1 Department of Renal Medicine 2 Department of Surgery, The General Infirmary at Leeds, Leeds, UK
Sir,
Approximately 6% of patients maintained on chronic peritoneal dialysis therapy develop haemoperitoneum, which is usually of no serious clinical significance [1]. We report a case illustrating the need to be vigilant of an unusual, but potentially life-threatening cause of haemoperitoneum.
Case.
A 59-year-old woman was maintained on peritoneal dialysis for end-stage renal failure due to primary amyloidosis complicated by acute crescentic glomerulonephritis. She had suffered no previous complications related to peritoneal dialysis. She had a minor fall down two stairs and attended the casualty department on the following day with right hip pain. Her peritoneal dialysis fluid was clear. No serious injuries were detected and she was discharged. Four days later she was admitted acutely with confusion and generalized abdominal and left-sided chest pain. She was shocked with a blood pressure of 70/45 mmHg, pulse rate of 115. Full blood count revealed a haemoglobin level of 7.2 g/dl (previously 11 g/dl). The peritoneal dialysate was heavily bloodstained suggesting intra-peritoneal haemorrhage. Microscopy of the peritoneal fluid revealed 3x106 white cells and 12195x106 red cells per litre. No organisms were seen and subsequent culture was sterile. CT scan of the abdomen revealed an enlarged spleen with intrasplenic haematoma. The splenic capsule had ruptured, resulting in a profound intra-peritoneal bleed. The patient was resuscitated and underwent emergency splenectomy but died of numerous infective complications 6 weeks later.
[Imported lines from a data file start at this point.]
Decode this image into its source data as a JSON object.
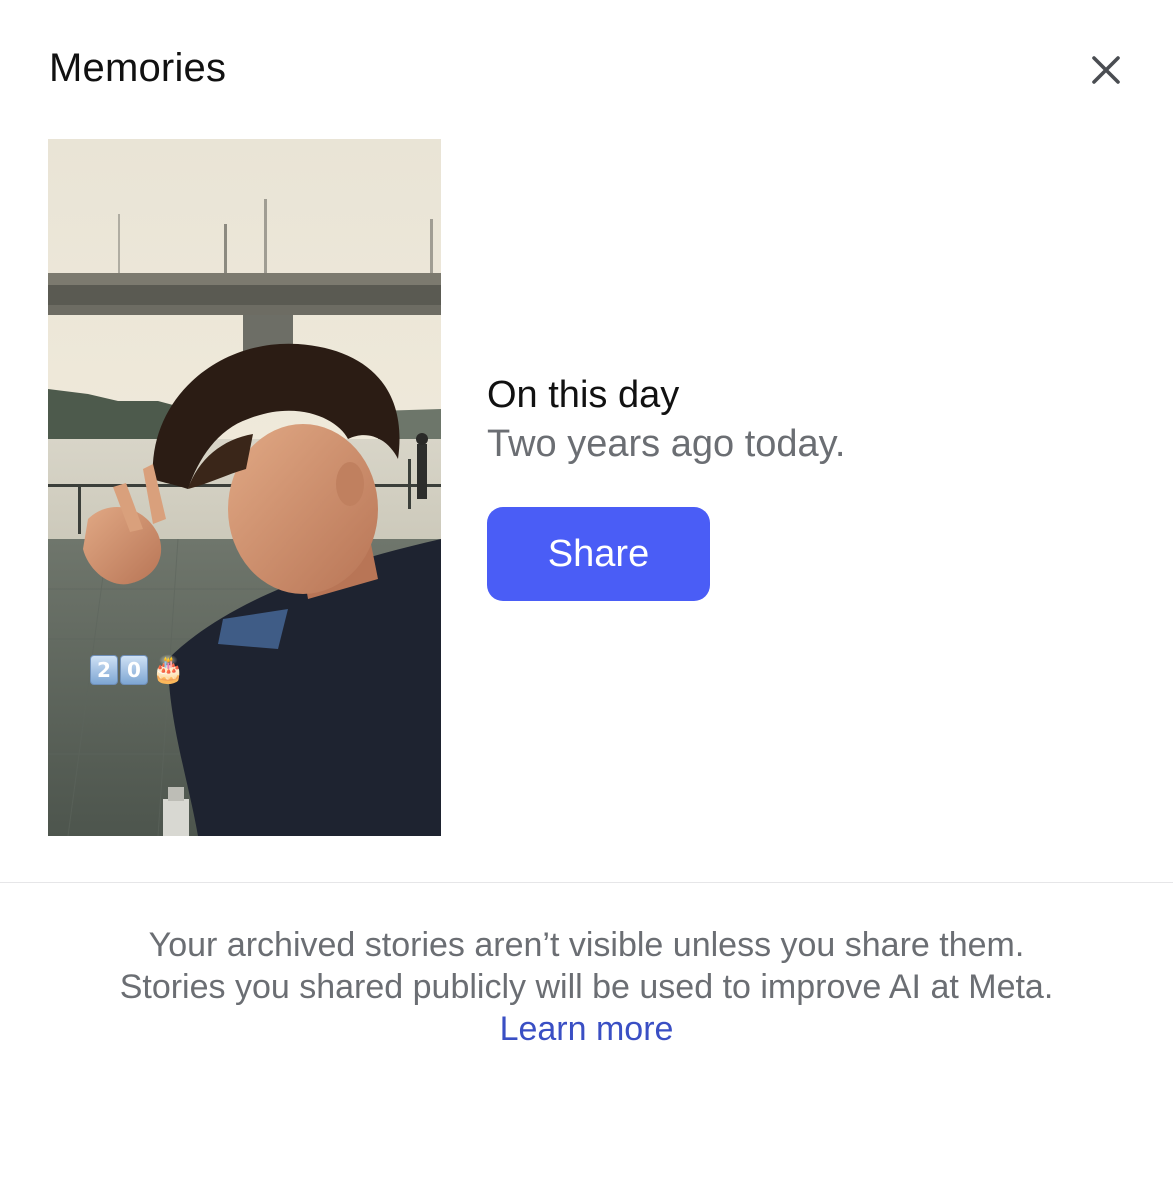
{
  "header": {
    "title": "Memories",
    "close_icon": "close-icon"
  },
  "memory": {
    "title": "On this day",
    "subtitle": "Two years ago today.",
    "share_label": "Share",
    "photo_badge": {
      "digits": [
        "2",
        "0"
      ],
      "emoji": "🎂"
    }
  },
  "footer": {
    "line1": "Your archived stories aren’t visible unless you share them.",
    "line2": "Stories you shared publicly will be used to improve AI at Meta.",
    "link_label": "Learn more"
  },
  "colors": {
    "share_button": "#4a5df6",
    "link": "#3a4fc4",
    "muted_text": "#6b6e73"
  }
}
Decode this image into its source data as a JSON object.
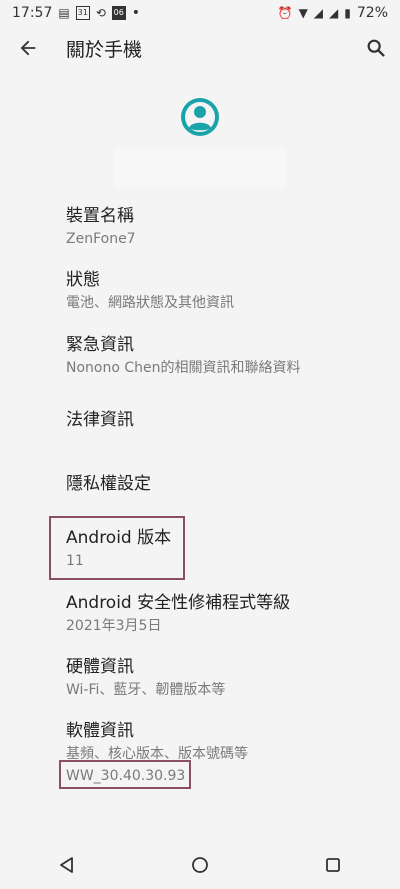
{
  "status_bar": {
    "time": "17:57",
    "calendar_day": "31",
    "box_label": "06",
    "dot": "•",
    "battery": "72%"
  },
  "app_bar": {
    "title": "關於手機"
  },
  "icons": {
    "back": "arrow-back-icon",
    "search": "search-icon",
    "avatar": "account-circle-icon",
    "nav_back": "triangle-back-icon",
    "nav_home": "circle-home-icon",
    "nav_recents": "square-recents-icon"
  },
  "items": [
    {
      "title": "裝置名稱",
      "subtitle": "ZenFone7"
    },
    {
      "title": "狀態",
      "subtitle": "電池、網路狀態及其他資訊"
    },
    {
      "title": "緊急資訊",
      "subtitle": "Nonono Chen的相關資訊和聯絡資料"
    },
    {
      "title": "法律資訊",
      "subtitle": ""
    },
    {
      "title": "隱私權設定",
      "subtitle": ""
    },
    {
      "title": "Android 版本",
      "subtitle": "11"
    },
    {
      "title": "Android 安全性修補程式等級",
      "subtitle": "2021年3月5日"
    },
    {
      "title": "硬體資訊",
      "subtitle": "Wi-Fi、藍牙、韌體版本等"
    },
    {
      "title": "軟體資訊",
      "subtitle": "基頻、核心版本、版本號碼等",
      "build": "WW_30.40.30.93"
    }
  ],
  "colors": {
    "accent": "#1aa3a8",
    "highlight": "#8a4f62"
  }
}
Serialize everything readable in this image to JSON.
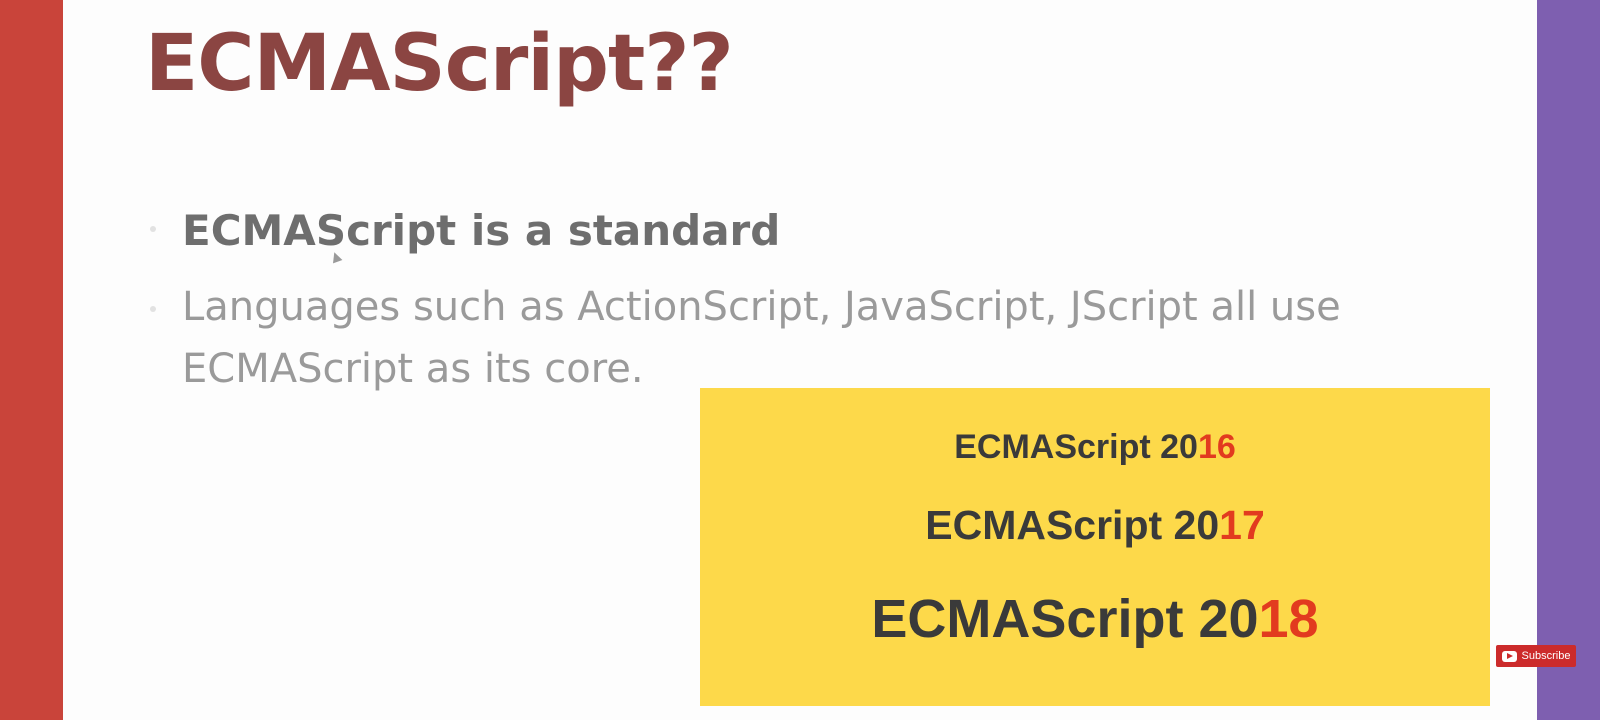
{
  "colors": {
    "left_bar": "#c9443a",
    "right_bar": "#7e5fb0",
    "slide_bg": "#fdfdfd",
    "title": "#8b4542",
    "bullet_primary": "#6e6e6e",
    "bullet_secondary": "#9a9a9a",
    "yellow_box": "#fdd94a",
    "version_text": "#3a3a3a",
    "version_accent": "#e23b1f",
    "subscribe_bg": "#cc2b2b"
  },
  "slide": {
    "title": "ECMAScript??",
    "bullets": [
      "ECMAScript is a standard",
      " Languages such as ActionScript, JavaScript, JScript all use ECMAScript as its core."
    ]
  },
  "versions_box": {
    "items": [
      {
        "prefix": "ECMAScript 20",
        "suffix": "16"
      },
      {
        "prefix": "ECMAScript 20",
        "suffix": "17"
      },
      {
        "prefix": "ECMAScript 20",
        "suffix": "18"
      }
    ]
  },
  "player": {
    "subscribe_label": "Subscribe",
    "subscribe_icon": "youtube-play-icon"
  }
}
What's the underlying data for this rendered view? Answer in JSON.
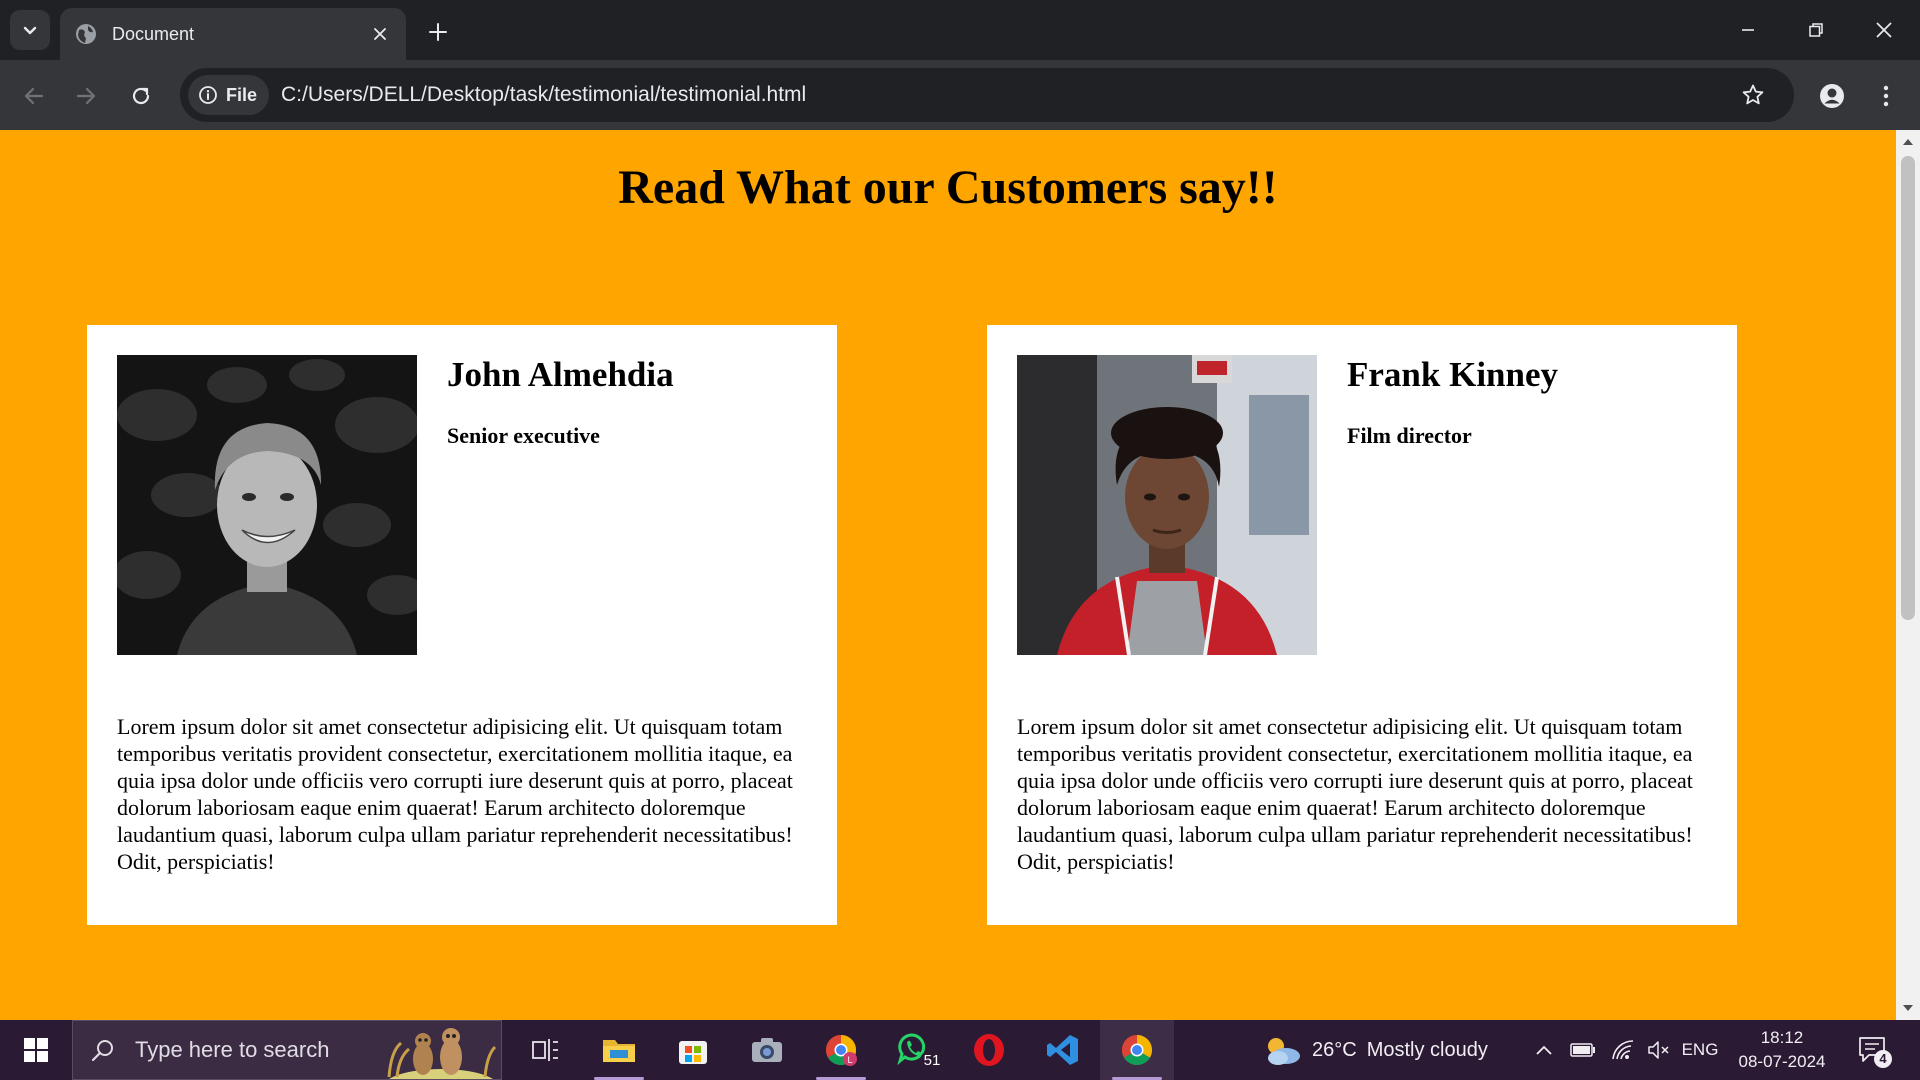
{
  "browser": {
    "tab_title": "Document",
    "omnibox_chip": "File",
    "url": "C:/Users/DELL/Desktop/task/testimonial/testimonial.html"
  },
  "page": {
    "heading": "Read What our Customers say!!",
    "background_color": "#ffa500",
    "testimonials": [
      {
        "name": "John Almehdia",
        "role": "Senior executive",
        "photo": "black-and-white portrait of smiling young man",
        "text": "Lorem ipsum dolor sit amet consectetur adipisicing elit. Ut quisquam totam temporibus veritatis provident consectetur, exercitationem mollitia itaque, ea quia ipsa dolor unde officiis vero corrupti iure deserunt quis at porro, placeat dolorum laboriosam eaque enim quaerat! Earum architecto doloremque laudantium quasi, laborum culpa ullam pariatur reprehenderit necessitatibus! Odit, perspiciatis!"
      },
      {
        "name": "Frank Kinney",
        "role": "Film director",
        "photo": "color portrait of young man in red jacket",
        "text": "Lorem ipsum dolor sit amet consectetur adipisicing elit. Ut quisquam totam temporibus veritatis provident consectetur, exercitationem mollitia itaque, ea quia ipsa dolor unde officiis vero corrupti iure deserunt quis at porro, placeat dolorum laboriosam eaque enim quaerat! Earum architecto doloremque laudantium quasi, laborum culpa ullam pariatur reprehenderit necessitatibus! Odit, perspiciatis!"
      }
    ]
  },
  "taskbar": {
    "search_placeholder": "Type here to search",
    "whatsapp_badge": "51",
    "weather_temp": "26°C",
    "weather_desc": "Mostly cloudy",
    "language": "ENG",
    "time": "18:12",
    "date": "08-07-2024",
    "notification_count": "4",
    "apps": [
      "task-view",
      "file-explorer",
      "microsoft-store",
      "camera",
      "chrome-profile",
      "whatsapp",
      "opera",
      "vscode",
      "chrome"
    ]
  }
}
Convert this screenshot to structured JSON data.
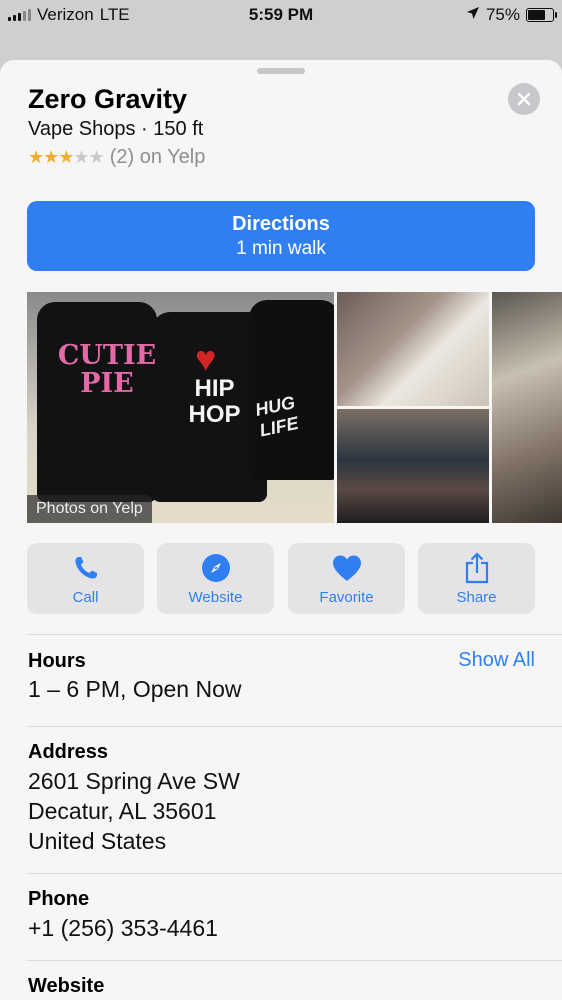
{
  "status_bar": {
    "carrier": "Verizon",
    "network": "LTE",
    "time": "5:59 PM",
    "battery": "75%",
    "battery_level": 0.75
  },
  "place": {
    "name": "Zero Gravity",
    "category_distance": "Vape Shops · 150 ft",
    "rating_stars": 3,
    "rating_max": 5,
    "rating_text": "(2) on Yelp"
  },
  "directions": {
    "label": "Directions",
    "sublabel": "1 min walk"
  },
  "photos": {
    "caption": "Photos on Yelp",
    "main_text_1": "CUTIE PIE",
    "main_text_2": "HIP HOP",
    "main_text_3": "HUG LIFE"
  },
  "actions": [
    {
      "label": "Call",
      "icon": "phone-icon"
    },
    {
      "label": "Website",
      "icon": "compass-icon"
    },
    {
      "label": "Favorite",
      "icon": "heart-icon"
    },
    {
      "label": "Share",
      "icon": "share-icon"
    }
  ],
  "hours": {
    "heading": "Hours",
    "value": "1 – 6 PM, Open Now",
    "show_all": "Show All"
  },
  "address": {
    "heading": "Address",
    "line1": "2601 Spring Ave SW",
    "line2": "Decatur, AL  35601",
    "line3": "United States"
  },
  "phone": {
    "heading": "Phone",
    "value": "+1 (256) 353-4461"
  },
  "website": {
    "heading": "Website"
  },
  "colors": {
    "accent": "#2f7ff2",
    "star": "#f0ad2f"
  }
}
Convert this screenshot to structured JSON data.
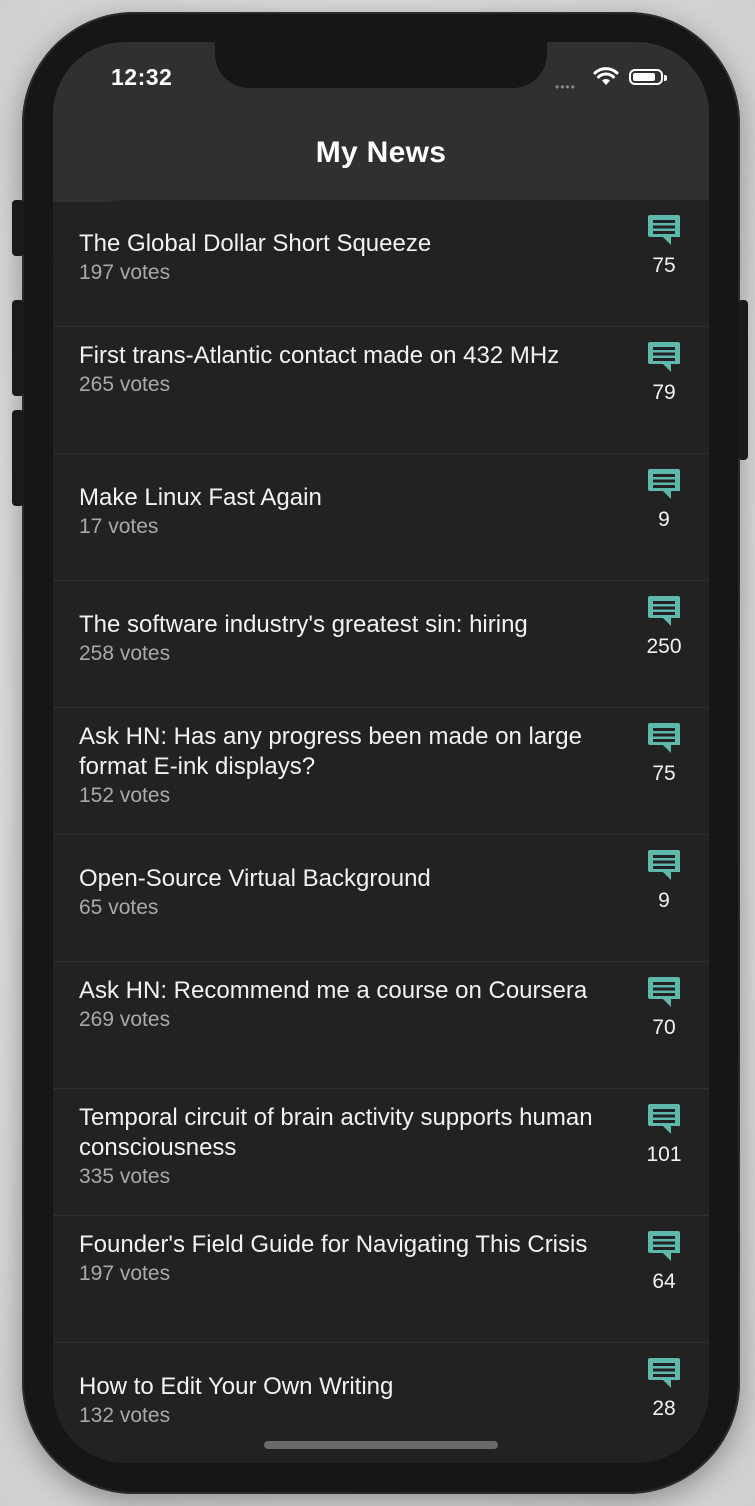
{
  "status_bar": {
    "time": "12:32",
    "signal": "••••"
  },
  "header": {
    "title": "My News"
  },
  "stories": [
    {
      "title": "The Global Dollar Short Squeeze",
      "votes": "197 votes",
      "comments": "75"
    },
    {
      "title": "First trans-Atlantic contact made on 432 MHz",
      "votes": "265 votes",
      "comments": "79"
    },
    {
      "title": "Make Linux Fast Again",
      "votes": "17 votes",
      "comments": "9"
    },
    {
      "title": "The software industry's greatest sin: hiring",
      "votes": "258 votes",
      "comments": "250"
    },
    {
      "title": "Ask HN: Has any progress been made on large format E-ink displays?",
      "votes": "152 votes",
      "comments": "75"
    },
    {
      "title": "Open-Source Virtual Background",
      "votes": "65 votes",
      "comments": "9"
    },
    {
      "title": "Ask HN: Recommend me a course on Coursera",
      "votes": "269 votes",
      "comments": "70"
    },
    {
      "title": "Temporal circuit of brain activity supports human consciousness",
      "votes": "335 votes",
      "comments": "101"
    },
    {
      "title": "Founder's Field Guide for Navigating This Crisis",
      "votes": "197 votes",
      "comments": "64"
    },
    {
      "title": "How to Edit Your Own Writing",
      "votes": "132 votes",
      "comments": "28"
    }
  ],
  "colors": {
    "accent": "#5fb8ac",
    "background": "#222222",
    "header": "#303030"
  },
  "icons": {
    "comment": "comment-icon",
    "wifi": "wifi-icon",
    "battery": "battery-icon"
  }
}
The removed spleen was enlarged and focally haemorrhagic. The capsule was lacerated, and partially enveloped underlying haematoma. Microscopic examination of the specimen confirmed the presence of amyloid deposition within the splenic substance. It appeared that our patient had suffered minor trauma to an abnormal, amyloid infiltrated spleen, resulting in a subcapsular bleed. The clinical presentation was delayed until the splenic capsule ruptured.
Comment.
Common causes of haemoperitoneum include menstruation, ovulation, and infection [1]. Peritoneal haemorrhage following splenic rupture is rare, but there is an increased risk of this complication in patients with underlying systemic amyloidosis. Involvement of the spleen is common [2] and, although this is usually of no clinical significance, it is recognized that such abnormal spleens may rupture spontaneously [3], or following minor injury. Several pathogenetic mechanisms appear to be responsible for the haemostatic defects that increase the bleeding tendency in systemic amyloidosis. These include clotting abnormalities [4] and amyloid substance deposition in the perivascular region leading to vascular fragility. The presenting features of splenic rupture include abdominal and left shoulder tip pain, with clinical findings of abdominal tenderness and haemodynamic compromise. Our case demonstrates that there may be a delay in the evolution of these clinical manifestations after splenic injury. Minor trauma to the spleen results in subcapsular haematoma formation, but laceration of the capsule is delayed until the haematoma increases in size following continued subcapsular bleeding [5].
We conclude that splenic rupture should be considered in the differential diagnosis of haemoperitoneum complicating peritoneal dialysis; patients with underlying amyloidosis are particularly susceptible. Injury may precede clinical presentation by a number of days as initial haemorrhage is contained beneath the splenic capsule.